Nessa altura, as sardinhas eram rijadas (e as batatas). (Não se perdia a
"guerdura" nas brasas) e aos carapaus faziam-lhe um delicioso molho de
escabeche para se conservarem por uns dias, na mosqueira ou na gaveta,
numa travessa ou prato fundo de "gemalte". O chicharro era cortado às
postas e rijava-se, também. Cada sardinha avantajada dava para dois
garotos e nas casas dos pobres dava para três. A mim tocava-me sempre do
lado do rabo porque detestava a cabeça do peixe.
Nos dias de feira, a 5 e 17 de cada mês, havia para venda "pôlbaro" seco
ou de meia-cura em cestos de cana abarricados. Na feira dos 17, antes do
Natal, comprava-se o "pôlbaro" e punha-se de molho para o dia 24 de
Dezembro.
Havia duas feiras francas ou anuais, a dos Santos, a 5 de Novembro e a dos
Reis a 5 de Janeiro. O Largo do Toural era dos mais belos do Norte de
Portugal e que começou a ser destruído nos anos sessenta, sendo ocupado
com algumas casas.
O peixe dos pobres era o bacalhau, que se comia frito ou guisado com
batatas, principalmente nas grandes fainas agrícolas, como a segada, a
vindima ou a vareja (da azeitona). Guardava-se na adega ou no sótão
("loije" térrea e fresca em que se guardava o fumeiro, as carnes e os
queijos curados). Era frequente cortar-se uma racha de bacalhau para
merendar, beber um copo ou fazer uma refeição de seco.

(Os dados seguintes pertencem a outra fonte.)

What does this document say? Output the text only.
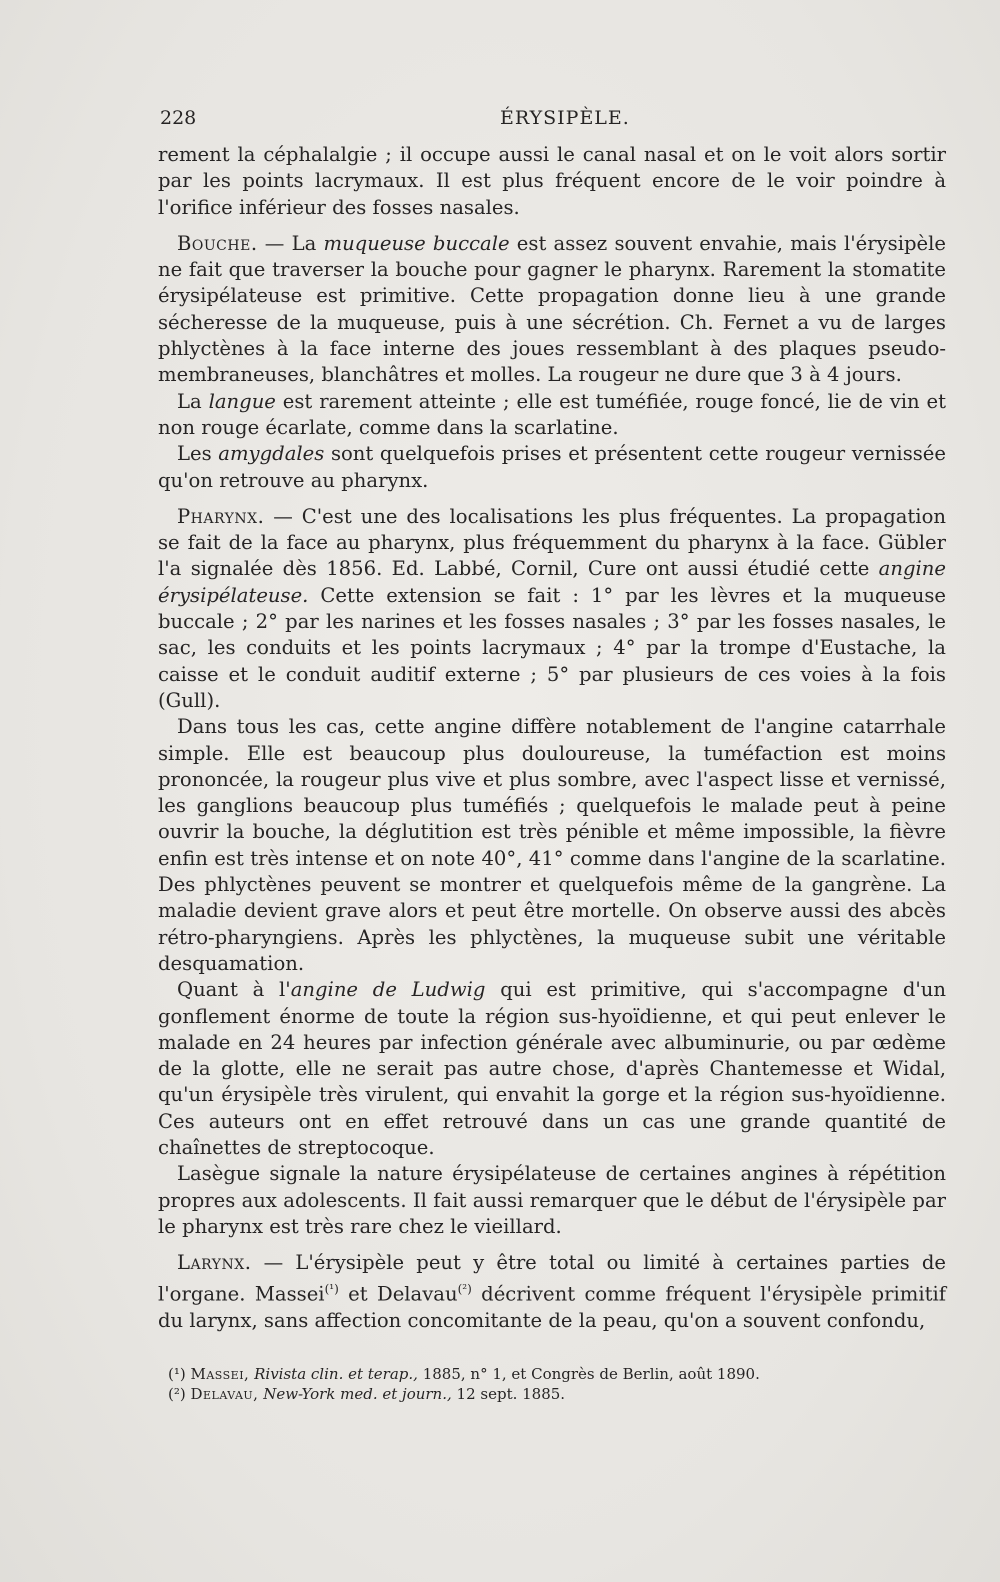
228	ÉRYSIPÈLE.

rement la céphalalgie ; il occupe aussi le canal nasal et on le voit alors sortir par les points lacrymaux. Il est plus fréquent encore de le voir poindre à l'orifice inférieur des fosses nasales.

Bouche. — La muqueuse buccale est assez souvent envahie, mais l'érysipèle ne fait que traverser la bouche pour gagner le pharynx. Rarement la stomatite érysipélateuse est primitive. Cette propagation donne lieu à une grande sécheresse de la muqueuse, puis à une sécrétion. Ch. Fernet a vu de larges phlyctènes à la face interne des joues ressemblant à des plaques pseudo-membraneuses, blanchâtres et molles. La rougeur ne dure que 3 à 4 jours.

La langue est rarement atteinte ; elle est tuméfiée, rouge foncé, lie de vin et non rouge écarlate, comme dans la scarlatine.

Les amygdales sont quelquefois prises et présentent cette rougeur vernissée qu'on retrouve au pharynx.

Pharynx. — C'est une des localisations les plus fréquentes. La propagation se fait de la face au pharynx, plus fréquemment du pharynx à la face. Gübler l'a signalée dès 1856. Ed. Labbé, Cornil, Cure ont aussi étudié cette angine érysipélateuse. Cette extension se fait : 1° par les lèvres et la muqueuse buccale ; 2° par les narines et les fosses nasales ; 3° par les fosses nasales, le sac, les conduits et les points lacrymaux ; 4° par la trompe d'Eustache, la caisse et le conduit auditif externe ; 5° par plusieurs de ces voies à la fois (Gull).

Dans tous les cas, cette angine diffère notablement de l'angine catarrhale simple. Elle est beaucoup plus douloureuse, la tuméfaction est moins prononcée, la rougeur plus vive et plus sombre, avec l'aspect lisse et vernissé, les ganglions beaucoup plus tuméfiés ; quelquefois le malade peut à peine ouvrir la bouche, la déglutition est très pénible et même impossible, la fièvre enfin est très intense et on note 40°, 41° comme dans l'angine de la scarlatine. Des phlyctènes peuvent se montrer et quelquefois même de la gangrène. La maladie devient grave alors et peut être mortelle. On observe aussi des abcès rétro-pharyngiens. Après les phlyctènes, la muqueuse subit une véritable desquamation.

Quant à l'angine de Ludwig qui est primitive, qui s'accompagne d'un gonflement énorme de toute la région sus-hyoïdienne, et qui peut enlever le malade en 24 heures par infection générale avec albuminurie, ou par œdème de la glotte, elle ne serait pas autre chose, d'après Chantemesse et Widal, qu'un érysipèle très virulent, qui envahit la gorge et la région sus-hyoïdienne. Ces auteurs ont en effet retrouvé dans un cas une grande quantité de chaînettes de streptocoque.

Lasègue signale la nature érysipélateuse de certaines angines à répétition propres aux adolescents. Il fait aussi remarquer que le début de l'érysipèle par le pharynx est très rare chez le vieillard.

Larynx. — L'érysipèle peut y être total ou limité à certaines parties de l'organe. Massei$^{(^1)}$ et Delavau$^{(^2)}$ décrivent comme fréquent l'érysipèle primitif du larynx, sans affection concomitante de la peau, qu'on a souvent confondu,

(¹) Massei, Rivista clin. et terap., 1885, n° 1, et Congrès de Berlin, août 1890.
(²) Delavau, New-York med. et journ., 12 sept. 1885.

O "côngaro" comia-se pouco em Terras da Torre. Quando o havia, num dia de
nomeada, a Tia Maria Calhelhos que era gaga, anunciava com pregão:
– Quem compra a c(...)a fresca?!... (leia-se: quem compra o "côngaro"
fresco?!..).
Na Torre, merece referência o João (Baptista) Miranda, filho da Tia Rosa
Sacas, esta a primeira distribuidora de sardinha que a vendia às regateiras.
O João Miranda começou como sardinheiro, vendendo até Espanha e na volta
trazia minério no burro. Teve na Torre a primeira caminheta e uma fortuna.
Seguiu-se o Américo Dias e depois a Margarida (do peixe).
Neste trabalho etnográfico e memorial sobre a Torre de Dona Chama, tomo como
referência os anos cinquenta e sessenta do século XX e tive a ajuda da
Celeste Pires (Vilares da Torre) e do Ti Octávio Andrade (Torre).